Krachtens artikel 4, eerste lid, Voorafgaande Titel Wetboek van Strafvordering kan de burgerlijke rechtsvordering tezelfdertijd en voor dezelfde rechters vervolgd worden als de strafvordering. Zij kan ook afzonderlijk vervolgd worden. In dat geval is zij geschorst, zolang niet definitief is beslist over de strafvordering die vóór of gedurende de burgerlijke rechtsvordering is ingesteld, in zoverre er gevaar bestaat voor onverenigbaarheid tussen de beslissing van de strafrechter en die van de burgerlijke rechter en onverminderd de uitzonderingen uitdrukkelijk bepaald door de wet.

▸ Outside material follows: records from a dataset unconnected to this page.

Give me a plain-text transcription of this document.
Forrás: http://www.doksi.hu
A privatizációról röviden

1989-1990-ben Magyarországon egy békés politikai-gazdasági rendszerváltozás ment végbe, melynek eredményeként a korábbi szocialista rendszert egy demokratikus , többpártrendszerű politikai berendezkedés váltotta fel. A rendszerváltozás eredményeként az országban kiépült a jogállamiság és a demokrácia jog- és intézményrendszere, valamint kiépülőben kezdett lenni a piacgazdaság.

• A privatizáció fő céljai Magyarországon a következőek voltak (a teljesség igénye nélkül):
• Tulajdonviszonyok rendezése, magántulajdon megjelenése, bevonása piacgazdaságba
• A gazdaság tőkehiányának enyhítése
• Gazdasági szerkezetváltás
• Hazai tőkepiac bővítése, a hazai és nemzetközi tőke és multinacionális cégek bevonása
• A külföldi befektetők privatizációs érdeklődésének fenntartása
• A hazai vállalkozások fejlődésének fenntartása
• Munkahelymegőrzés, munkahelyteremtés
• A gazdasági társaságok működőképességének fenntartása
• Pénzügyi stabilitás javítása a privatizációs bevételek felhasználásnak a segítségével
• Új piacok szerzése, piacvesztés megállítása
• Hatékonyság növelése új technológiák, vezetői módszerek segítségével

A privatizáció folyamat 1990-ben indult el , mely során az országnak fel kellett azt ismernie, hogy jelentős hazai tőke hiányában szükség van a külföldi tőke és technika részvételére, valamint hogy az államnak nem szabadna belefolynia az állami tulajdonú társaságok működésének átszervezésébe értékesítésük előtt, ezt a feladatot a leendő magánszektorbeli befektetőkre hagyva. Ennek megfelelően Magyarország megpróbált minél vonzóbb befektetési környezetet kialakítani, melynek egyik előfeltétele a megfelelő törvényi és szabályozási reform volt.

De verplichting van de burgerlijke rechter om de rechtsvordering te schorsen geldt niet enkel voor vorderingen die gegrond zijn op een misdrijf, maar geldt in beginsel voor alle vorderingen van burgerrechtelijke aard die punten gemeen hebben met de strafvordering en die aanleiding kunnen geven tot een tegenstrijdigheid tussen de beslissing op de burgerlijke rechtsvordering enerzijds en op de strafvordering anderzijds.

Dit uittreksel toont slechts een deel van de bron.